Ace wasn't really sure about a lot of things, like why he hadn’t run after his girlfriend after she broke up with him three days before Christmas Eve; why he was considering meeting up with his mom over dinner after she disappeared from his life at age three; why he was sitting out on a balcony in cold New York wind, drinking orange juice out of shot glasses on New Year’s Eve.
With the gallon right next to him, he could have easily drunk straight from the container and downed the measly amount of liquid left within five gulps, but his arms were lost to the laughing puppeteer as they splashed the breakfast drink into his cold glass. Kimberly would not be happy to wake up tomorrow morning to find that her first breakfast of the new decade would be missing the acidic spice of orange juice.
But what was he supposed to do? He was a virgin college freshman who had been dragged to the seventh or eighth floor of a brick apartment building somewhere in lower Manhattan. At least he knew that one of the residents was Kimberly...whoever she was. The music (which was really just three tall men stringing curses into barely discernable sentences as fast as they could) was reaching the point of irritating, and Ace was sure that everyone who was passing by—whether it be by foot or taxi—were thinking the exact same thing. The night winds that flew by were throwing his flimsy strands of hair in all directions, leaving him with the slight look of a disheveled poodle which had gotten lost in bushes while sniffing for that one stick. Ace sat in a striped lawn chair, tipped back with the front legs raised dangerously high while his legs rested on the balcony railing and his feet dangled precariously over and into the night sky (he had taken off his shoes at the front door). He held the shot glass in his right hand and had the almost empty orange juice gallon’s handle hanging from his pink.
“What am I doing?” Ace murmured as he pushed the chair further back on its hind legs, challenging gravity and everything the universe had said yes to. While he let the hair he had just washed two hours ago sweep the gray cement floor of the balcony, picking up the dead and wrinkled bits of lost autumn leaves, he felt a soft tide of mild air run over his closed eyelids.
“You tell me. It’s quite pitiful watching you from up there and not being able to slap you every time you think it’s okay to go to your room at three in the morning and not turn off any of the lights. Like, isn’t New York housing expensive enough on its own? Do you really have no care for your electric bills or the environment?”
Ace’s eyes flew open, and of the smooth and girl-stealer man he was, the college student fell on his back. He really shouldn’t have pushed gravity and his luck to such limits, but it was too late: The first impression was gone. Or at least, what he assumed to be the first impression.
Scrambling to regain both his posture and dignity, Ace quickly got up, brushing off his newly thrifted jeans that reached a little too low to the floor—if only he had listened to his mom and followed through with basketball.
Standing before him was a woman who he was certain he had rested eyes on before, yet her name was beyond his grappling fingers. It was only as he peered harder and let his eyes blink away the stars that had just clouded his vision that he realized that the familiarity that hung to her like a cloak of identity was because she was him...of course, in a genderbend type of way. She had the same abrupt bump of a nose; it was like God had forgotten that she too needed a nose to smell vanilla bean scented candles and chocolate chip cookies...while also performing other tasks like breathing. Her skin was tinted a similar complexion, a rather pale snow that had been mixed with flecks of Crayola’s peach crayon. His dark hair that sat like soggy buckwheat noodles on his head curved a bit more elegantly on her, wrapping itself in long ends around her elbows. This girl was him.

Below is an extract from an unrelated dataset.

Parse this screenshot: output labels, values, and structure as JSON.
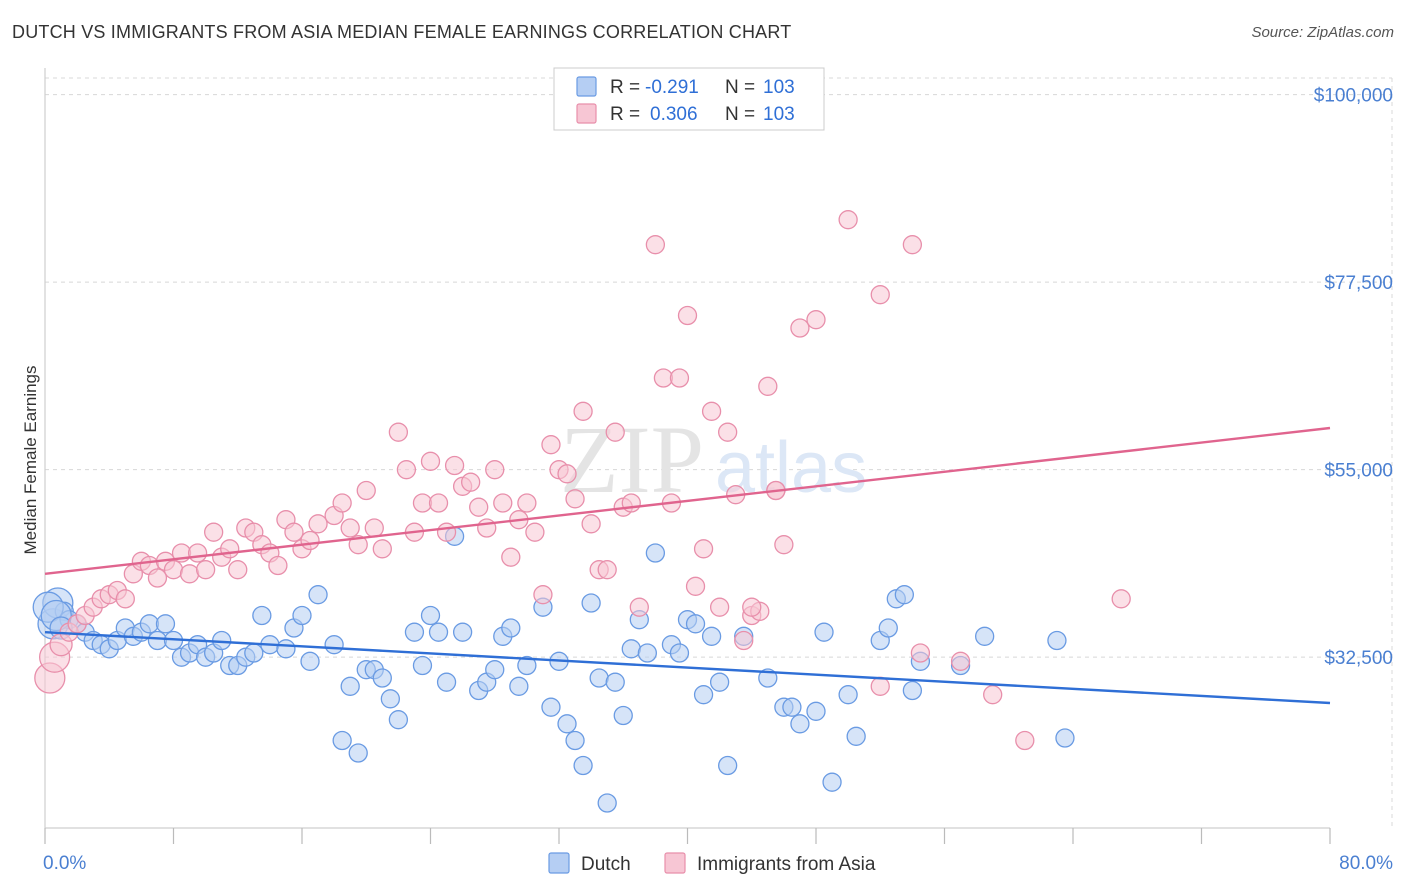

And as his mind tried to pin down the realization and stare it hard into the eyes, his tongue was already beginning to lose itself in knots of confused questions and untameable thoughts.
She held her hand up, and in some strange way, he collectively obeyed, and the chaotic control his body had been trying to gain over the entire situation was silenced. She was the one who was driving this car, and he was nothing but a passenger; she had at least made that point clear even if everything else, like her uncanny resemblance to Ace and mysterious appearance, were shrouded in shadows.
“I’m going soon, and there’s really a lot I should be saying, or more like I could, but the thing is, one, I only have three minutes to talk to you and my mouth can only run so fast, and two, I don't want to take away all the fun in your life, so I'm just giving you a few pointers because you really could use them. I don't need you dying on New Year's Eve because you thought it would be a good idea to have your naked feet hanging over a railing and in the bare air. Like, no one wants to see your toes.
Anyway, I just want to say, stop running. you're smart but face it all. please for my sake and yours."